"I shall go away. O, you need not feel so badly about it, Bob: I am not tied to you and Mabel. I was in the South all winter, you know, and only returned while you were at your fishing. I have a dozen invitations for the summer: I think I will join Constance."

"Not if I can help it, you won't. This is your natural home, Clarice, and you shall not be driven from it. Nobody shall enter here who is not acceptable to you: if anything about the house don't suit you, name it and it shall be corrected. You know Jane and Mabel worship you; so do the children, if you count them. I'll not have Hartman; or I can entertain him at the club while you are all at Newport."

"That will be hospitality indeed. Would you desert your friend for me?"

"I would not desert you for all the friends under the canopy. You have always ruled the house when you deigned to be in it, and you always will. I may be low in your books, but it does not follow that you are not high in mine. We can't do without you, Princess; you must stay. Name your price, and I'll pay it if it breaks me."

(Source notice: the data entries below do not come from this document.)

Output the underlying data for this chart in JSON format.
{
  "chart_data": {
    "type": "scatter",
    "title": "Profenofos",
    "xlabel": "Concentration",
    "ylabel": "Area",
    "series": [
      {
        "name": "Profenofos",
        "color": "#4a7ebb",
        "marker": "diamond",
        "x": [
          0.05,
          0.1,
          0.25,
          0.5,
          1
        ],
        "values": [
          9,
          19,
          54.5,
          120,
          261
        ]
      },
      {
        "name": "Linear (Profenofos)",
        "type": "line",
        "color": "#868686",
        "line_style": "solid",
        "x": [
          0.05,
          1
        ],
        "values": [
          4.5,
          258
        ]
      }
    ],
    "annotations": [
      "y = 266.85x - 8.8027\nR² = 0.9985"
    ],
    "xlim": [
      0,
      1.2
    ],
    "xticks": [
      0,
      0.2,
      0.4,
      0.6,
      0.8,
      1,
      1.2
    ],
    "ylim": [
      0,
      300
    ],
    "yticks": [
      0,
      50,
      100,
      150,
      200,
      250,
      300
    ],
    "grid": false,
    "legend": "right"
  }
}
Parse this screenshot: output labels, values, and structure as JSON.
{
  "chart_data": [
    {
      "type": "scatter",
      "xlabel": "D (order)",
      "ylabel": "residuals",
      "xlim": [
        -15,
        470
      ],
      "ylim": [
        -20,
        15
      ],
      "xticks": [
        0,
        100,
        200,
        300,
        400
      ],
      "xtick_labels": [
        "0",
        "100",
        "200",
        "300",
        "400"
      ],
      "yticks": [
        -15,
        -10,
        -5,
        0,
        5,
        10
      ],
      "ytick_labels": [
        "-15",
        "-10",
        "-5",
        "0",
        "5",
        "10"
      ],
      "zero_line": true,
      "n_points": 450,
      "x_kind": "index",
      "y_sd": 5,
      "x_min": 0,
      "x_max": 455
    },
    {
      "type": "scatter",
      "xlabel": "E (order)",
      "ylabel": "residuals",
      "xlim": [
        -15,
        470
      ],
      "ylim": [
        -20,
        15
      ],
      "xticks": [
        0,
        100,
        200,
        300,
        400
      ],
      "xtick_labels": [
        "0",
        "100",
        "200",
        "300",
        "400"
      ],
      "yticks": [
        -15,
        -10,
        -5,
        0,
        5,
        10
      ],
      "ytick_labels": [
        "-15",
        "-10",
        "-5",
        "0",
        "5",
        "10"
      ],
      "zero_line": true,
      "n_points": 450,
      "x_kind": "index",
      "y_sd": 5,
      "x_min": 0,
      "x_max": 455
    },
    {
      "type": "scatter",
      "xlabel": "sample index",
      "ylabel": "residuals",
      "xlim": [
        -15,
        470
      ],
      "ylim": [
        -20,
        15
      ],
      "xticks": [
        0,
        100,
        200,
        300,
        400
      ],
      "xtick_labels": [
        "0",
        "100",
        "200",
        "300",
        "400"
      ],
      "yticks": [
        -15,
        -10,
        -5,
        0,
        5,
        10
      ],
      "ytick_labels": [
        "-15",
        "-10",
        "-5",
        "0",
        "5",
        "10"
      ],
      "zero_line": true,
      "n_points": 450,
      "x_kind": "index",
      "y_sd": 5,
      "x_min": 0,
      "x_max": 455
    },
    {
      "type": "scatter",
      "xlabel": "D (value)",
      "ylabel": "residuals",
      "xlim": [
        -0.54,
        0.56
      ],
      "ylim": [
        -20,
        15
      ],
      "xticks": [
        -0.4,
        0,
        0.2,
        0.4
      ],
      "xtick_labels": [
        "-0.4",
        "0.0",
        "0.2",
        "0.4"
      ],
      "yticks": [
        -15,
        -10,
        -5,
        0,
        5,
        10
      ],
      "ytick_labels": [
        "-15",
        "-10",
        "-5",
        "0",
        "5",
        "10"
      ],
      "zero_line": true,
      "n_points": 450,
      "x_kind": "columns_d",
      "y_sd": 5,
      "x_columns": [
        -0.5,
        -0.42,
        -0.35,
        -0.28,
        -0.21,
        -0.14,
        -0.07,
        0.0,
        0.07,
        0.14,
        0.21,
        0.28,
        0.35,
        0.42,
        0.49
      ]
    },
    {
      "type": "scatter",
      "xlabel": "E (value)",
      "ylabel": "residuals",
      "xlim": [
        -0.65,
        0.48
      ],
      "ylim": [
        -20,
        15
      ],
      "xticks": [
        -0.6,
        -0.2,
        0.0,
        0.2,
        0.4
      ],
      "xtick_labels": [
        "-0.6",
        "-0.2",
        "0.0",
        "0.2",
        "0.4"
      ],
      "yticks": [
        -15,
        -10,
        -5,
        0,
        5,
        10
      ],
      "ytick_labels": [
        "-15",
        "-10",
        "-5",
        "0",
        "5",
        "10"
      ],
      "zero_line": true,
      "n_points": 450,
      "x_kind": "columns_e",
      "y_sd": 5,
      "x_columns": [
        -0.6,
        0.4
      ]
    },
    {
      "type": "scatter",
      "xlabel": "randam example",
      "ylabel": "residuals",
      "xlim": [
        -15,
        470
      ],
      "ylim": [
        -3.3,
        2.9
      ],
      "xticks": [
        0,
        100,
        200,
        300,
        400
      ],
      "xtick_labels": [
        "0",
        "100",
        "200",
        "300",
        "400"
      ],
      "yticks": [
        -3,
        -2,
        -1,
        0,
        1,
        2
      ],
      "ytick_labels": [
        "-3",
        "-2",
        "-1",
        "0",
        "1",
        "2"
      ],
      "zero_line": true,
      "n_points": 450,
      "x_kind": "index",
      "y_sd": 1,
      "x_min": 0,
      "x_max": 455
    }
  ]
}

"Very well then; I will remain, and meet your Mr. Hartman. But one thing must be distinctly understood: there must be no more crossing of my will. I must be absolutely free and unhampered, to plan and carry out what I see fit. I may possibly be wrong at times; but you will not know when, and it is not for you to judge. No more interference or opposition, remember. Do the terms suit you?"

"O Lord, yes. I'll have a throne set up in the drawing-room, and everybody shall approach you Siamese fashion. And perhaps I had better come to you to see if my tie is right before dinner, and to practice what I shall say when we have company."

"It might improve you. But Mabel should be competent to attend to those trifles. On one point I must instruct you, though. I shall doubtless do things that appear to you strange, perverse, incomprehensible. In such cases it will be best for you to walk by faith. No meddling nor espionage, mind."

"Clarice, you don't think me capable of playing the spy on you?"

"Not that exactly, but you sometimes indulge in little tricks and stratagems: you like to think that you hoodwink your wife—not that it ever succeeds—in small unimportant matters. Mabel and Jane may endure your attempts, if they like; but don't try them on me. They would never deceive me for a moment, of course; but I can't waste time in explaining that to you in detail. Besides, your fancied success would unsettle your mind, and so tend to disturb the domestic equilibrium."

"Good heavens, Clarice! would I lie to you?"